I’m not sure I have the guts to go in the church again. Are liars allowed? If we were Catholics, I could confess my sins and be forgiven, but we’re not.
We have covered our little cherry tree in the front garden in lights.
Father Christmas will appear at a local fête. Obviously I no longer believe in Father Christmas, but I can pretend, for appearances’ sake – that’s pretending, not lying, there’s a huge difference. And I hope to buy some presents there. I wonder if Gabriel believes, and Bridget?
The big question is
what to get Daddy. I got him nail clippers last year, which he really appreciated, but unfortunately they are still working so I can’t get him any more.
Why are men so difficult to buy presents for? Women and girls are easy. We like pretty things, usually, things we wouldn’t buy for ourselves, like bracelets and necklaces and hair slides and T-shirts and cuddly toys. I, of course would prefer book tokens to any of those, but I know Mum likes to get perfume and clothes and glittery stuff.
Grandma always wanted silk scarves. She had loads of them. Never wore them as far as I remember, just kept them in a drawer and let me play with them. I would unfold them carefully from their tissue paper, wrap them around my waist or head and pretend to be a pirate or a highwayman, or if the scarf pattern was tiger skin or a leopard or zebra, I would be Tarzan.
Dad had a thing about old Tarzan films.

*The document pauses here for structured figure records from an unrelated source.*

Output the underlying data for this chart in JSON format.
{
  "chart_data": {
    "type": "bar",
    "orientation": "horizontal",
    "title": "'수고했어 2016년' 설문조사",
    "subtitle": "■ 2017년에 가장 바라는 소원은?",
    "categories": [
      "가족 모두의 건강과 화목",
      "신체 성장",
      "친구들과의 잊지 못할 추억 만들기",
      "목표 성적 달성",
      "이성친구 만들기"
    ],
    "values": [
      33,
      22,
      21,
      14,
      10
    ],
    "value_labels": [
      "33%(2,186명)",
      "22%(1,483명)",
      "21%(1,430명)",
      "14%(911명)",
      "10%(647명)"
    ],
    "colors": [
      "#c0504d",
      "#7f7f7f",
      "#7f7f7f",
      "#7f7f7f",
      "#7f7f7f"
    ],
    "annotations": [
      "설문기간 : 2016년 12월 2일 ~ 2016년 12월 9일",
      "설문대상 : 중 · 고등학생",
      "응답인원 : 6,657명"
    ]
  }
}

So did I. I would leap from chair to chair and table to stool at Grandma’s shouting ‘Aah Eeh Aah!’
As Grandma used to say, ‘Those were the days,’ as if anything that happened a long time ago was necessarily better than what was happening in the present.
‘Mum.’
‘Yes?’ She puts down her magazine and peers at me over her glasses, which she only wears at home, as she hates herself in them. She keeps one pair in the bathroom, one in the kitchen, and one in the bedroom for reading in bed and one in her bag. That’s the theory anyway. In practice the cases are in place but the glasses could be anywhere at all: under piles of magazines, in with the laundry, in the garden. One day we were out together and she couldn’t find her car keys in her bag, so she emptied it and out came nine pairs of specs – nine! Several were old spares that didn’t really work any more and that she said she was going to take to be recycled at the opticians.
‘What is it, Gussie, stop staring at me as if I’m a Martian.’